For $1 million, you can own a chess fit for a real king or queen.
The jewel-studded set is currently on display in Windsor Fine Jewelers in Augusta, Ga., where it’s drawn a lot of local media and consumer interest—but not a buyer yet, says general manager Michael Zibman.
“We have gotten a lot of people coming in and oohing and aahing,” he says. “There’s been a bit of interest. One person wanted their picture taken with it. We’re hoping someone will say, ‘That’s pretty cool,’ and take it.”
While there have been many jewel-covered chess sets, this one, designed in 1971 by Jim Grahl, is pretty unique, Zibman says.
The pieces are all 14k yellow and white gold. The two kings and queens have diamonds in their crowns and a piece of either sapphire or ruby in their breastplates. One queen has a piece of jade in her orb, the other a pearl.
The pieces were designed to represent a “cross section of Europe in the 13th and 14th centuries,” says Grahl, owner of J. Grahl Design.
“You have the Nordic king, the Spanish queen, and a French knight that turned into a version of Henry VIII,” he says. “The castle is Germanic. It’s loosely based on the Falkenstein Castle. The foot soldiers are Welsh. It was trying to compress that particular history of costuming and trying to be era-correct.”
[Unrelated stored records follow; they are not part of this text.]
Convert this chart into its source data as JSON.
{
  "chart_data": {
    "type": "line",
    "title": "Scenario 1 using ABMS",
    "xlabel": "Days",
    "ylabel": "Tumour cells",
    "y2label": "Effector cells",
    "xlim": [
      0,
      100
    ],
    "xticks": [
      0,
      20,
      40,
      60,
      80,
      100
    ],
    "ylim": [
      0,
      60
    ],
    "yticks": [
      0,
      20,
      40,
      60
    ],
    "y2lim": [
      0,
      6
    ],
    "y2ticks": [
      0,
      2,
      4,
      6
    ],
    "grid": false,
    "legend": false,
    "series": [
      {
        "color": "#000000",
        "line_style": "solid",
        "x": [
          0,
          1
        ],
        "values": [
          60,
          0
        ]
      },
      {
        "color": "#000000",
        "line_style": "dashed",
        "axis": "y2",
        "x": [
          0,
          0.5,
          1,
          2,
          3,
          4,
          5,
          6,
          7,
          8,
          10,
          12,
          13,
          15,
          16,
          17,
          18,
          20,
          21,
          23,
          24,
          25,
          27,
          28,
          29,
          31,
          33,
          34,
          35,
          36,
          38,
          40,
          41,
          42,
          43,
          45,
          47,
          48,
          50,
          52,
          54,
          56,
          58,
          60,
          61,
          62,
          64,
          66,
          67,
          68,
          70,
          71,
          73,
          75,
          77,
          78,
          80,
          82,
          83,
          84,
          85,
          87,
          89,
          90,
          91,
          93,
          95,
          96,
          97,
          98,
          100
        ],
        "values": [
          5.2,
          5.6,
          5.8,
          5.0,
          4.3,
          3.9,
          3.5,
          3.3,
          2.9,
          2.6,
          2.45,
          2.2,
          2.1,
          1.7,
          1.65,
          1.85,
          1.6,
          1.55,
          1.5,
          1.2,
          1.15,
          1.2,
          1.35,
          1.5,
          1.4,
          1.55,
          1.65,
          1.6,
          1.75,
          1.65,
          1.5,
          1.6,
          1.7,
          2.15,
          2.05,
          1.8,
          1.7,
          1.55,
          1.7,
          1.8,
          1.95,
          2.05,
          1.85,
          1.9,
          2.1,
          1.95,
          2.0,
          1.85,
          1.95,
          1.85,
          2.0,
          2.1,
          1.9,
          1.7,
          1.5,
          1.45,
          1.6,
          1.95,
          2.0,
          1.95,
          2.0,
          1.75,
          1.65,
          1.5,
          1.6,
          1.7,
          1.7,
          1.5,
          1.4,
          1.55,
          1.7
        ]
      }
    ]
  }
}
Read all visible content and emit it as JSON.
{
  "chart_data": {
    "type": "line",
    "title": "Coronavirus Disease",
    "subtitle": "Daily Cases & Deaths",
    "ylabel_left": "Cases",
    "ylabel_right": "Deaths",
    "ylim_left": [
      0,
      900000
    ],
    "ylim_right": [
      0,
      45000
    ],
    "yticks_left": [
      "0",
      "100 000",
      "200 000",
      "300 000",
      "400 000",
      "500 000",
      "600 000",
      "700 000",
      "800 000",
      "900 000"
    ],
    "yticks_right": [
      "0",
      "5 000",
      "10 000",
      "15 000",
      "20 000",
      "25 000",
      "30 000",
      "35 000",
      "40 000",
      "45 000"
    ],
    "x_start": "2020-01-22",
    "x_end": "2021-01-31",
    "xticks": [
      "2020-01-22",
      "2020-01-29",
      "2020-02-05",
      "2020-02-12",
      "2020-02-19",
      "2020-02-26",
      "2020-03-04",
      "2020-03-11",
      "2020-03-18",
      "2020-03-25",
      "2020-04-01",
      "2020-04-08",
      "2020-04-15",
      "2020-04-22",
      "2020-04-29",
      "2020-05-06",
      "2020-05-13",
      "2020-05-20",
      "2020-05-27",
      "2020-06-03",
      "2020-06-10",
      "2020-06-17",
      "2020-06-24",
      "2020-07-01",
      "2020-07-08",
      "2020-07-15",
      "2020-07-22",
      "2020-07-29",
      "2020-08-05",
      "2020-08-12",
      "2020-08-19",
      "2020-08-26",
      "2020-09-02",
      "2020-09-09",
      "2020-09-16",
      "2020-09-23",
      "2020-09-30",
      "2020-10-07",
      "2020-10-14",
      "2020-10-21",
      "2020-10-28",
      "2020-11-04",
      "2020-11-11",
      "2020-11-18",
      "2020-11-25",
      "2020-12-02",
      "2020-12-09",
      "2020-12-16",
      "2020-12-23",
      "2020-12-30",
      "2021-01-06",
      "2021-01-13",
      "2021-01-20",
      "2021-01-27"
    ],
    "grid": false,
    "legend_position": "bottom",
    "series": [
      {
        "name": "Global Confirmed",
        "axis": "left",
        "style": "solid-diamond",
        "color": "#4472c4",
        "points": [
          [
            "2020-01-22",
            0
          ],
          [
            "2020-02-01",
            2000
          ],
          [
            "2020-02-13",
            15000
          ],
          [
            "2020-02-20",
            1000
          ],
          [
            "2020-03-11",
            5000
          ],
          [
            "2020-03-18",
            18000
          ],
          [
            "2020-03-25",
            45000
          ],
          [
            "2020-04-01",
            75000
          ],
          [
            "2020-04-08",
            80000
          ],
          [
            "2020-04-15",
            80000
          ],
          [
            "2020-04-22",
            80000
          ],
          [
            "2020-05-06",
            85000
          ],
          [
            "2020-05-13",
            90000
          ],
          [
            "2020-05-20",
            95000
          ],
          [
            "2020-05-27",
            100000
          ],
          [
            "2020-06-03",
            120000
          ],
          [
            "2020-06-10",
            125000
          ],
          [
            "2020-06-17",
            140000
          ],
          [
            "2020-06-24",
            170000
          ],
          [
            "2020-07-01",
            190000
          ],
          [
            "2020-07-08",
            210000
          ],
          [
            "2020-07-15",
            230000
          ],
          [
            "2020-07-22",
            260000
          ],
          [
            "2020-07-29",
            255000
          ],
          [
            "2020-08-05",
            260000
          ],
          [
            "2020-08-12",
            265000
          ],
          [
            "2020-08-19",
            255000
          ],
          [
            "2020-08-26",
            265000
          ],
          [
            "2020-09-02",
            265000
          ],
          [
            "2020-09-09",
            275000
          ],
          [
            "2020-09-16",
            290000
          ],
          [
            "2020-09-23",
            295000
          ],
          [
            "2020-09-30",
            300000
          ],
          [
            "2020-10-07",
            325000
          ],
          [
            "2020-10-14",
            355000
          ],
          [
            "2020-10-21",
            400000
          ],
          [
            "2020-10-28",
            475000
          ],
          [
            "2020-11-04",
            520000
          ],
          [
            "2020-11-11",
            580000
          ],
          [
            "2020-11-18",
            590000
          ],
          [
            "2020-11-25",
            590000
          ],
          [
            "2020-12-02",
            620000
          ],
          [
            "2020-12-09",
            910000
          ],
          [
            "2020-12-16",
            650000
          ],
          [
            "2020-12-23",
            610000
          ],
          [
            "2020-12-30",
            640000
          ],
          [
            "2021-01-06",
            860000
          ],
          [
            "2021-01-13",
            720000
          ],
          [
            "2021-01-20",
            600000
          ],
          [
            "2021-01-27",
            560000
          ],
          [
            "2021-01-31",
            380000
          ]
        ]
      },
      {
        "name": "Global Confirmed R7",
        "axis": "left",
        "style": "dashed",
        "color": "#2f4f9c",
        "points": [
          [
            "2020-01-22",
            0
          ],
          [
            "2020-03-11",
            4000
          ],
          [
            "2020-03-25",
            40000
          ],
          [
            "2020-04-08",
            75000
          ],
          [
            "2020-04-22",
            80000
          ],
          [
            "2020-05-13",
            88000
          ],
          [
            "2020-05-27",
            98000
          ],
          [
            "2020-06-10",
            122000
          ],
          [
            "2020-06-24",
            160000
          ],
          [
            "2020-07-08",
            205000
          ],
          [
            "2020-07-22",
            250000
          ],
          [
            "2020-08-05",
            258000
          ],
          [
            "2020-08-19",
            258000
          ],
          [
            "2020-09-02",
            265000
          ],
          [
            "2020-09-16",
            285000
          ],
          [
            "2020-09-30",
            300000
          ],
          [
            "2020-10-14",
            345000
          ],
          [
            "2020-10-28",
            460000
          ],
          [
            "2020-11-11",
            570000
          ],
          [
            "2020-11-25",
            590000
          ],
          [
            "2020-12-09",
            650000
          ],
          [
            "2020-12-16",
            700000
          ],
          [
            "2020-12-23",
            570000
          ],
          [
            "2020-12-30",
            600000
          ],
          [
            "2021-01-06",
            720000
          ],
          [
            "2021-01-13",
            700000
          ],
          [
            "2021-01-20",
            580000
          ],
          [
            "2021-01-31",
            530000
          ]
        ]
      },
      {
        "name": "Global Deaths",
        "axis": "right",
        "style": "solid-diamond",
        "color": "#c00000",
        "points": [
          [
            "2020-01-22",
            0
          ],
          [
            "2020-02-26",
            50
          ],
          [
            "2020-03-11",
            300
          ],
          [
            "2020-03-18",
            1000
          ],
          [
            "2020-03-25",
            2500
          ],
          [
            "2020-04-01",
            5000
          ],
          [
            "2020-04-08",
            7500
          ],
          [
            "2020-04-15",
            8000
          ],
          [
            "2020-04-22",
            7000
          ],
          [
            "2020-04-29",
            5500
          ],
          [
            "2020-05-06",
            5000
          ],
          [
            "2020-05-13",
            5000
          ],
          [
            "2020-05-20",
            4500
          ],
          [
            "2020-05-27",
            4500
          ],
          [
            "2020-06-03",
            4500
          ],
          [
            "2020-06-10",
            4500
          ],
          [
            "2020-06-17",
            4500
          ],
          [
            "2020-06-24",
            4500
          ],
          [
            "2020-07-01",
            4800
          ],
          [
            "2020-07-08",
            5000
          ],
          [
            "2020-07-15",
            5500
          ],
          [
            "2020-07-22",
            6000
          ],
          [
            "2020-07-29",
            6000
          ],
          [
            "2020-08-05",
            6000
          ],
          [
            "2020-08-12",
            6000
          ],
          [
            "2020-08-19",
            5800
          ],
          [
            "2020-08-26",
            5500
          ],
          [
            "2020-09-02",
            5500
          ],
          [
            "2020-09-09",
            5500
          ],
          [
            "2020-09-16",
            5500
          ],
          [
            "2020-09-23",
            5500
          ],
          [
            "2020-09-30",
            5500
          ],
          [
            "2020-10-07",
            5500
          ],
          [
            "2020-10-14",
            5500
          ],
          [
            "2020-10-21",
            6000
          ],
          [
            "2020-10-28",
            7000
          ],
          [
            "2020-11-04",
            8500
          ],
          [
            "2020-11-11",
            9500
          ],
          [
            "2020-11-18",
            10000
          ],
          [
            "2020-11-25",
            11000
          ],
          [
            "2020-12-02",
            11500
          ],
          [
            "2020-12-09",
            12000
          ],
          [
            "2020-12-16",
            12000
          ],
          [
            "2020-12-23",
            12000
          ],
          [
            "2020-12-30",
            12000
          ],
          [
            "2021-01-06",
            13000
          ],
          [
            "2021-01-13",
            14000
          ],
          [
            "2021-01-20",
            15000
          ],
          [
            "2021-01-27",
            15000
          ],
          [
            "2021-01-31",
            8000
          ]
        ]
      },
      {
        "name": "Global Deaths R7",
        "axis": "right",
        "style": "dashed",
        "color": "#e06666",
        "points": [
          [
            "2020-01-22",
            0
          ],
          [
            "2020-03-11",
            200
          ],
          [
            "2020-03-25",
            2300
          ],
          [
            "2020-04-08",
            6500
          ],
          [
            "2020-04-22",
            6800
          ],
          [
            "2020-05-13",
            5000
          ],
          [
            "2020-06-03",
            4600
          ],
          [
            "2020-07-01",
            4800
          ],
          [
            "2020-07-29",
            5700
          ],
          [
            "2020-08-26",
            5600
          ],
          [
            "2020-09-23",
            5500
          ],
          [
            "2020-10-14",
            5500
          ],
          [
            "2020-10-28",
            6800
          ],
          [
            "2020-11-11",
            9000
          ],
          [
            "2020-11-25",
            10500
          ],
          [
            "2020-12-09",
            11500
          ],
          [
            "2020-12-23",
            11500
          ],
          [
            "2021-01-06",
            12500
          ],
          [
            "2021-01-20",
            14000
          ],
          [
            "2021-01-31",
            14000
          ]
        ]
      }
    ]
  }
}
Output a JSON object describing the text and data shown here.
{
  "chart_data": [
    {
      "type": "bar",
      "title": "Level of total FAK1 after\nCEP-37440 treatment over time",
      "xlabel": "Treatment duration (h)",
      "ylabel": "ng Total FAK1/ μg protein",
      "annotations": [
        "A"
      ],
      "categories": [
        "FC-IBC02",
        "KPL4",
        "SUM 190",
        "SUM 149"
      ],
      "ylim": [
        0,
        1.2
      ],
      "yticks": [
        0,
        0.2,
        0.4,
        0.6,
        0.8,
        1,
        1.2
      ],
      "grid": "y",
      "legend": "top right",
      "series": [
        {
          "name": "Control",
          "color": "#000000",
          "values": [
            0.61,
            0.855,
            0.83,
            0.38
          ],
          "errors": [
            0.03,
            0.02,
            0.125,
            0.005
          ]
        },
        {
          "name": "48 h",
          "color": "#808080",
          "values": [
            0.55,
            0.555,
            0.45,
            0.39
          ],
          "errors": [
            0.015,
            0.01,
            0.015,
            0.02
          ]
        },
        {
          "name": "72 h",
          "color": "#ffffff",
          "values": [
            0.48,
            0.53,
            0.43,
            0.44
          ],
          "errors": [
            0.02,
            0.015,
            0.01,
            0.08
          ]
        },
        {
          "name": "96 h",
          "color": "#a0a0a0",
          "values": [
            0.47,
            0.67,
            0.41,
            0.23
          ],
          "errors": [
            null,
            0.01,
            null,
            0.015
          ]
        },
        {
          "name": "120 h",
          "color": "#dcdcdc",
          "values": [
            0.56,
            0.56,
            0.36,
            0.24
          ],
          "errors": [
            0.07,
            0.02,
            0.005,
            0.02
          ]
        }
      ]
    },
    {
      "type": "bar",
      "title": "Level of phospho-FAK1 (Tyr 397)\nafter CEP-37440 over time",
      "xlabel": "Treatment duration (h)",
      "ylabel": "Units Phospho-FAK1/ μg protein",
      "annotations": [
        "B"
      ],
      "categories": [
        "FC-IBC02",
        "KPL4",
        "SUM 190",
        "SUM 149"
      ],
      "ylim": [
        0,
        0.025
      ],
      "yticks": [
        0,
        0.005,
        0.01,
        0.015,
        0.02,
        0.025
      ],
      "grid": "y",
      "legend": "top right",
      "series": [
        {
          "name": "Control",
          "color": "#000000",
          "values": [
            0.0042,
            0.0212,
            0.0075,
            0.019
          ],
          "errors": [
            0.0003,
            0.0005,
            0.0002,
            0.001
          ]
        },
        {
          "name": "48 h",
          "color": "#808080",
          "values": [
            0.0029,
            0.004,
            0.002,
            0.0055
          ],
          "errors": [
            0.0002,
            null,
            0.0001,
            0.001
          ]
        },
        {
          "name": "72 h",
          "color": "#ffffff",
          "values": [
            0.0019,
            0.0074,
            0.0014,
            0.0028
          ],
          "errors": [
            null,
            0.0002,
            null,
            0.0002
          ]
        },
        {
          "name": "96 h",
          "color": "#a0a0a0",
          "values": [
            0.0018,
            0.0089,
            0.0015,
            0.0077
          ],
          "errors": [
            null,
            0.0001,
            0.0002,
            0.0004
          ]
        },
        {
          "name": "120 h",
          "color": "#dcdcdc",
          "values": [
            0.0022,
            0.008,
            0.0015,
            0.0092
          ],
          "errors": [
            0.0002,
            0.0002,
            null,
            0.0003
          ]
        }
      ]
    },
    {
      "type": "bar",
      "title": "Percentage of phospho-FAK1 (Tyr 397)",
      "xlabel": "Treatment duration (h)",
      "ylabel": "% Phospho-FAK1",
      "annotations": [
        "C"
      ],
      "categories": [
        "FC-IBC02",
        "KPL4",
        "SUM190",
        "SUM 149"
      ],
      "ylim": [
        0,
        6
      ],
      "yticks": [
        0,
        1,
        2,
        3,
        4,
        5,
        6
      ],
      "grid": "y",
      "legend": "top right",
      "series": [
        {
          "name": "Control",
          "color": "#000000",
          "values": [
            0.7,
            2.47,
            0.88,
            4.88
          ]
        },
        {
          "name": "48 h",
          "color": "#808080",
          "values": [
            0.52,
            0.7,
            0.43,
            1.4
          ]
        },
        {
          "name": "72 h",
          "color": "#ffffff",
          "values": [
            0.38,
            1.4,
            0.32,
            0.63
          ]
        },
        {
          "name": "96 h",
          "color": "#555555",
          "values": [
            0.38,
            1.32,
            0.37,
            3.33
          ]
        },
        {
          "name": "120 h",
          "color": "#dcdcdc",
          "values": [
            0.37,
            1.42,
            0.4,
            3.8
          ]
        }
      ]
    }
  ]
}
Grahl has done many other high-profile projects, but this particular one—which for years was exhibited at the rotunda of the Gemological Institute of America—has taken on “a life of its own,” he says. It was created in a frenzied three months by Grahl and four associates.
“I was so young when I did it,” Grahl says. “I was so inexperienced. I can’t look at it with a clear head.”
Zibman is more impressed.
“A lot of chess sets that are made to be expensive look over-the-top and kind of strange. But this one looks really beautiful. It’s incredibly well-executed, with a lot of detail.
“The castle is probably the piece that people find the most detailed, but I particularly like the king because of the scepter and the robes,” he says. “It’s simple yet dramatic.”
While the piece is impressive visually, it does raise the question if someone can actually play on it.
“The pieces are designed to be held and played with,” says Grahl. “They are very tactile. They are not fragile.”
Two families have owned the set, Zibman says, and he believes they did play a few games on it.
Which is perfectly safe, he says—“as long as you’re not going to tip over the king in an aggressive manner.”